READ THAT BACK: Party Edition!

This week something special happened at the U.S. Supreme Court. Something…maybe even magical. For one hour of oral arguments, the highest court in the land, showed us that it knows how to party. The case in question revolved around a house party—complete with loud music, strippers, and arrests—thrown by a mystery hostess named “Peaches,” who, as it turns out, was just a Georgia girl who knew how to have a good time. One by one, the justices revealed, that yes, they too know how to get down...or at least get down-adjacent.

Justice Breyer: Compared to the Middle Ages with which I am more familiar, the people today, younger people, frequently say, hey, there’s a party at Joe’s house. And before you know it, 50 people go to Joe’s house.

Justice Kagan: I used to be invited to parties where you didn’t…don’t know the host, but you know Joe is having a party. And can I say that long, long ago, marijuana was maybe present at those parties?

Damn! Who is this guy Joe, and how do I get on his invite list?

Anyway, in honor of Peaches, three-day weekends, and justices gone wild, welcome to READ THAT BACK: Party Edition.

There’s a Fungus Amungus: If you’re ever at a party, and someone hands you a bag of mushrooms labeled, “Whisky Fungus,” I’d recommend not eating them…all at once. However, if you live in Kentucky, whiskey fungus may have a totally different meaning. The state’s top court reinstated a suit alleging that emissions from a Brown-Forman warehouse caused “black deposits” of fungus to sprout up on the plaintiff’s property. Brown-Forman is of course the company responsible for Jack Daniels—an infamous party staple, but also of course a Tennessee whisky, not a Kentucky bourbon. Some of the distiller’s better-known Kentucky labels include Woodford Reserve, Old Forester, and Early Times.

Party Gifts: It’s often appropriate to bring a gift to a social gathering. A bottle of wine, or a coffee table book are obvious choices. Not so obvious, the head of a 900-pound elk named Leroy. But that’s what the newest Supreme Court justice, Neil Gorsuch, got when he arrived in Washington.
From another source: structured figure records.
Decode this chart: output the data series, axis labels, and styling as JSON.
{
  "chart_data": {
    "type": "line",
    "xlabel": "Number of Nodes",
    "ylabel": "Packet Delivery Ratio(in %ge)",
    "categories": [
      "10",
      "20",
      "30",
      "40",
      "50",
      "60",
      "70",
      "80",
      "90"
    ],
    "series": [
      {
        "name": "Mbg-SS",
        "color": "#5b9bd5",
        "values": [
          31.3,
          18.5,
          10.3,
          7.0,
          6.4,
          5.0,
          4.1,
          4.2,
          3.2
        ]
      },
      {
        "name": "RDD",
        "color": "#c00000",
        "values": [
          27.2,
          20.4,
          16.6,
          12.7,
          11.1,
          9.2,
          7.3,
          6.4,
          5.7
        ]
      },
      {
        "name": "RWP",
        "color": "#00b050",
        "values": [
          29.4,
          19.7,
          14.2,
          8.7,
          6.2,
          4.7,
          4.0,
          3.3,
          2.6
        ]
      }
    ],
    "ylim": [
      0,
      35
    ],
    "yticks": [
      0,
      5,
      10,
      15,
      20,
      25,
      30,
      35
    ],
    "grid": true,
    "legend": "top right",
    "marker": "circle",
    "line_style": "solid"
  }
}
The trophy previously belonged to the late Justice Scalia, who shot the elk on a 2003 hunting trip. And it’s not just Scalia’s wall decorations that are making a comeback—his words are finding a new home as well in a new book featuring speeches by Scalia—one that would presumably make an excellent party gift.
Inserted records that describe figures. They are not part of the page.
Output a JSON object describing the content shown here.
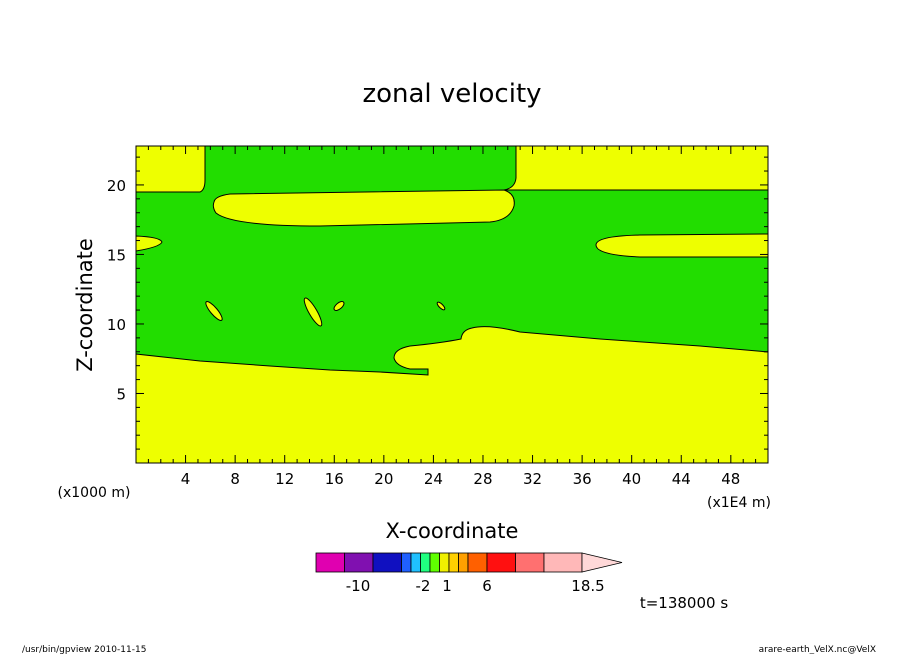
{
  "chart_data": {
    "type": "contour",
    "title": "zonal velocity",
    "xlabel": "X-coordinate",
    "ylabel": "Z-coordinate",
    "x_unit_left": "(x1000 m)",
    "x_unit_right": "(x1E4 m)",
    "x_ticks": [
      "4",
      "8",
      "12",
      "16",
      "20",
      "24",
      "28",
      "32",
      "36",
      "40",
      "44",
      "48"
    ],
    "x_tick_values": [
      4,
      8,
      12,
      16,
      20,
      24,
      28,
      32,
      36,
      40,
      44,
      48
    ],
    "xlim": [
      0,
      51
    ],
    "y_ticks": [
      "5",
      "10",
      "15",
      "20"
    ],
    "y_tick_values": [
      5,
      10,
      15,
      20
    ],
    "ylim": [
      0,
      22.8
    ],
    "fill_colors": {
      "background_band": "#eeff00",
      "mid_band": "#22dd00"
    },
    "colorbar": {
      "colors": [
        "#e000b0",
        "#8010b0",
        "#1010c0",
        "#2060ff",
        "#20c0ff",
        "#20ff80",
        "#60ff00",
        "#f0f000",
        "#ffd000",
        "#ffa000",
        "#ff6000",
        "#ff1010",
        "#ff7070",
        "#ffb8b8"
      ],
      "widths": [
        3,
        3,
        3,
        1,
        1,
        1,
        1,
        1,
        1,
        1,
        2,
        3,
        3,
        4
      ],
      "labels": [
        "-10",
        "-2",
        "1",
        "6",
        "18.5"
      ],
      "label_positions_value": [
        -10,
        -2,
        1,
        6,
        18.5
      ],
      "extend_arrow_color": "#ffd8d8"
    },
    "time_label": "t=138000 s"
  },
  "footer": {
    "left": "/usr/bin/gpview   2010-11-15",
    "right": "arare-earth_VelX.nc@VelX"
  }
}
Change of Plans: Sometimes things go wrong, and parties don’t go as planned. No worries; you regroup, come up with a new plan, and move forward. It’ll be alright, alright, alright. Well, that’s what happened at the Seattle University School of Law, where an online petition caused the school to back out of co-sponsoring an event with the Federalist Society about immigration policy, and DACA in particular. The school said it “miscalculated and erred” in planning to have its Access to Justice Institute co-sponsor the event, but the debate will still go on with the Federalist Society as the sole sponsor.

ICYMI (or Blacked Out):

  • A class suit will go forward alleging the operator of Carrabba's Italian Grill and other chain restaurants stealthily changed drink prices during patron visits. Drink up before the prices change!
  • Sometimes, when in party mode, we all do things we’re not proud of. Sometimes, that requires a formal apology, or at least a written explanation like one Supreme Court advocate delivered to the justices.
  • A Tale of Two Gorsuches (subscription required) at oral argument. Both cases were reargued after initially being heard last term. Here’s why the court sometimes employs this procedural quirk. (Caution: Party references running low.)
  • And speaking of doing things twice, next week the court revisits whether corporations can be held liable for human rights violations brought by non-citizens. (Warning: Party references exhausted.)
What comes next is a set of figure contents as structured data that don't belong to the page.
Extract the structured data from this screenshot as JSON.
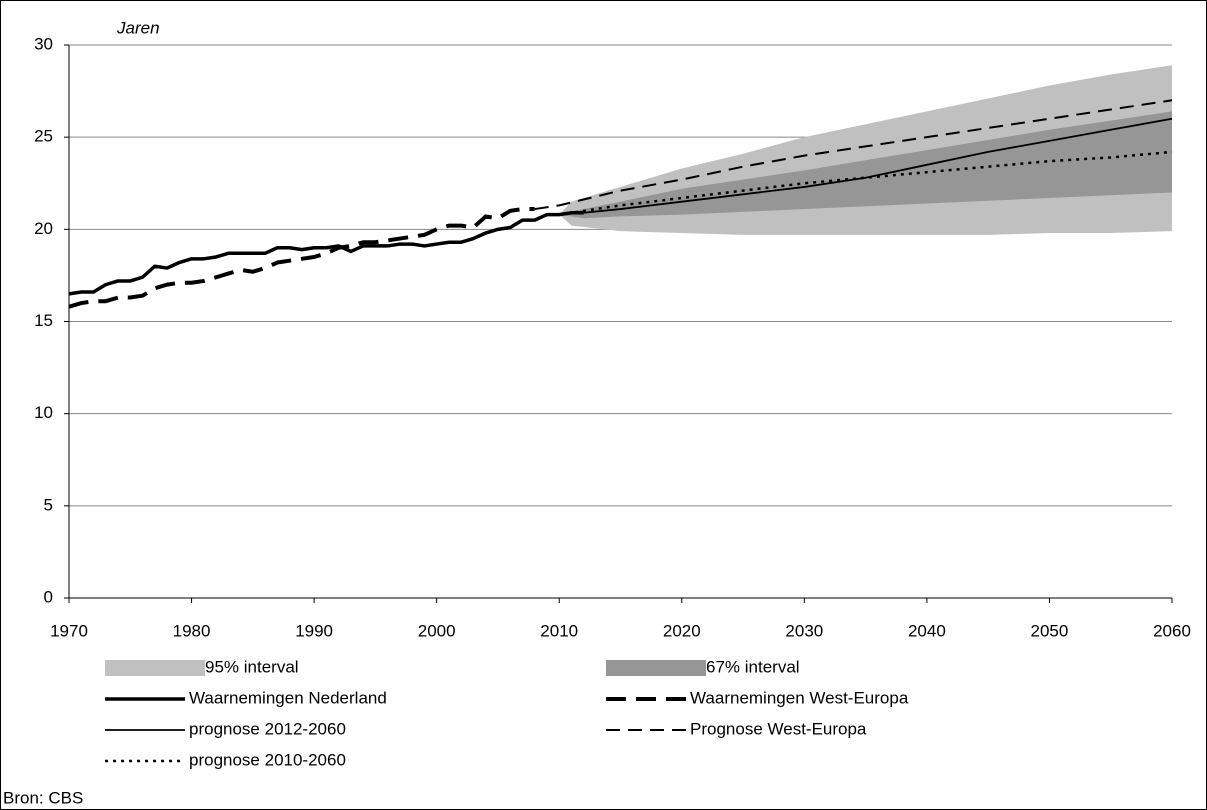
{
  "chart_data": {
    "type": "line",
    "y_axis_label": "Jaren",
    "source": "Bron: CBS",
    "xlim": [
      1970,
      2060
    ],
    "xticks": [
      1970,
      1980,
      1990,
      2000,
      2010,
      2020,
      2030,
      2040,
      2050,
      2060
    ],
    "ylim": [
      0,
      30
    ],
    "yticks": [
      0,
      5,
      10,
      15,
      20,
      25,
      30
    ],
    "grid": true,
    "series": [
      {
        "name": "95% interval",
        "kind": "band",
        "color": "#c0c0c0",
        "x": [
          2010,
          2011,
          2015,
          2020,
          2025,
          2030,
          2035,
          2040,
          2045,
          2050,
          2055,
          2060
        ],
        "lower": [
          20.8,
          20.2,
          19.9,
          19.8,
          19.7,
          19.7,
          19.7,
          19.7,
          19.7,
          19.8,
          19.8,
          19.9
        ],
        "upper": [
          20.8,
          21.5,
          22.3,
          23.3,
          24.1,
          25.0,
          25.7,
          26.4,
          27.1,
          27.8,
          28.4,
          28.9
        ]
      },
      {
        "name": "67% interval",
        "kind": "band",
        "color": "#969696",
        "x": [
          2010,
          2012,
          2015,
          2020,
          2030,
          2040,
          2050,
          2060
        ],
        "lower": [
          20.8,
          20.6,
          20.7,
          20.8,
          21.1,
          21.4,
          21.7,
          22.0
        ],
        "upper": [
          20.8,
          21.1,
          21.5,
          22.2,
          23.2,
          24.3,
          25.4,
          26.4
        ]
      },
      {
        "name": "Waarnemingen Nederland",
        "kind": "line",
        "color": "#000000",
        "line_style": "solid",
        "line_width": 3.5,
        "x": [
          1970,
          1971,
          1972,
          1973,
          1974,
          1975,
          1976,
          1977,
          1978,
          1979,
          1980,
          1981,
          1982,
          1983,
          1984,
          1985,
          1986,
          1987,
          1988,
          1989,
          1990,
          1991,
          1992,
          1993,
          1994,
          1995,
          1996,
          1997,
          1998,
          1999,
          2000,
          2001,
          2002,
          2003,
          2004,
          2005,
          2006,
          2007,
          2008,
          2009,
          2010,
          2011,
          2012
        ],
        "values": [
          16.5,
          16.6,
          16.6,
          17.0,
          17.2,
          17.2,
          17.4,
          18.0,
          17.9,
          18.2,
          18.4,
          18.4,
          18.5,
          18.7,
          18.7,
          18.7,
          18.7,
          19.0,
          19.0,
          18.9,
          19.0,
          19.0,
          19.1,
          18.8,
          19.1,
          19.1,
          19.1,
          19.2,
          19.2,
          19.1,
          19.2,
          19.3,
          19.3,
          19.5,
          19.8,
          20.0,
          20.1,
          20.5,
          20.5,
          20.8,
          20.8,
          20.9,
          20.9
        ]
      },
      {
        "name": "Waarnemingen West-Europa",
        "kind": "line",
        "color": "#000000",
        "line_style": "long-dash",
        "line_width": 4,
        "x": [
          1970,
          1971,
          1972,
          1973,
          1974,
          1975,
          1976,
          1977,
          1978,
          1979,
          1980,
          1981,
          1982,
          1983,
          1984,
          1985,
          1986,
          1987,
          1988,
          1989,
          1990,
          1991,
          1992,
          1993,
          1994,
          1995,
          1996,
          1997,
          1998,
          1999,
          2000,
          2001,
          2002,
          2003,
          2004,
          2005,
          2006,
          2007,
          2008
        ],
        "values": [
          15.8,
          16.0,
          16.1,
          16.1,
          16.3,
          16.3,
          16.4,
          16.8,
          17.0,
          17.1,
          17.1,
          17.2,
          17.4,
          17.6,
          17.8,
          17.7,
          17.9,
          18.2,
          18.3,
          18.4,
          18.5,
          18.7,
          19.0,
          19.1,
          19.3,
          19.3,
          19.4,
          19.5,
          19.6,
          19.7,
          20.0,
          20.2,
          20.2,
          20.1,
          20.7,
          20.6,
          21.0,
          21.1,
          21.1
        ]
      },
      {
        "name": "prognose 2012-2060",
        "kind": "line",
        "color": "#000000",
        "line_style": "solid",
        "line_width": 1.8,
        "x": [
          2012,
          2015,
          2020,
          2025,
          2030,
          2035,
          2040,
          2045,
          2050,
          2055,
          2060
        ],
        "values": [
          20.9,
          21.1,
          21.5,
          21.9,
          22.3,
          22.8,
          23.5,
          24.2,
          24.8,
          25.4,
          26.0
        ]
      },
      {
        "name": "Prognose West-Europa",
        "kind": "line",
        "color": "#000000",
        "line_style": "dash",
        "line_width": 2,
        "x": [
          2008,
          2010,
          2015,
          2020,
          2025,
          2030,
          2035,
          2040,
          2045,
          2050,
          2055,
          2060
        ],
        "values": [
          21.1,
          21.3,
          22.1,
          22.7,
          23.4,
          24.0,
          24.5,
          25.0,
          25.5,
          26.0,
          26.5,
          27.0
        ]
      },
      {
        "name": "prognose 2010-2060",
        "kind": "line",
        "color": "#000000",
        "line_style": "dot",
        "line_width": 2.5,
        "x": [
          2010,
          2015,
          2020,
          2025,
          2030,
          2035,
          2040,
          2045,
          2050,
          2055,
          2060
        ],
        "values": [
          20.8,
          21.3,
          21.7,
          22.1,
          22.5,
          22.8,
          23.1,
          23.4,
          23.7,
          23.9,
          24.2
        ]
      }
    ]
  }
}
And Now…Party On And On And On: When the Court Reporter was a little younger, a bit less burdened by the realities and responsibilities of life, there came the opportunity to throw a party. And not just any party…THAT party. (Think Big. A Little Bigger. Whoa, Too Far.) You know the one. The one that people talk about for years but most can’t remember. The one that gets so big so fast that you’ve lost control before it even starts.

Well, what they don’t tell you is that, once you throw THAT party, everyone wants you to throw the next party, and the next one, and, well, you get the picture.

Chief Justice Roberts seemed to understand this problem during arguments last week in Gill v. Whitford. If the Supreme Court throws that first party, and gets involved in disputes over partisan gerrymandering, it may lead to another party, and another, and yet another (because there are special rules that send these kinds of cases straight to One First Street). Eventually, the court will be accused of inviting too many Republicans, or Democrats, and lose all credibility when it comes to being an equal opportunity arbiter of awesome, he feared.

But as Paul Smith, the attorney arguing against the gerrymandering practices of the Wisconsin legislature put it: “It may be that you can protect the court from seeming political, but the country is going to lose faith in democracy big time.”

And without faith in democracy, nobody is free to party hard.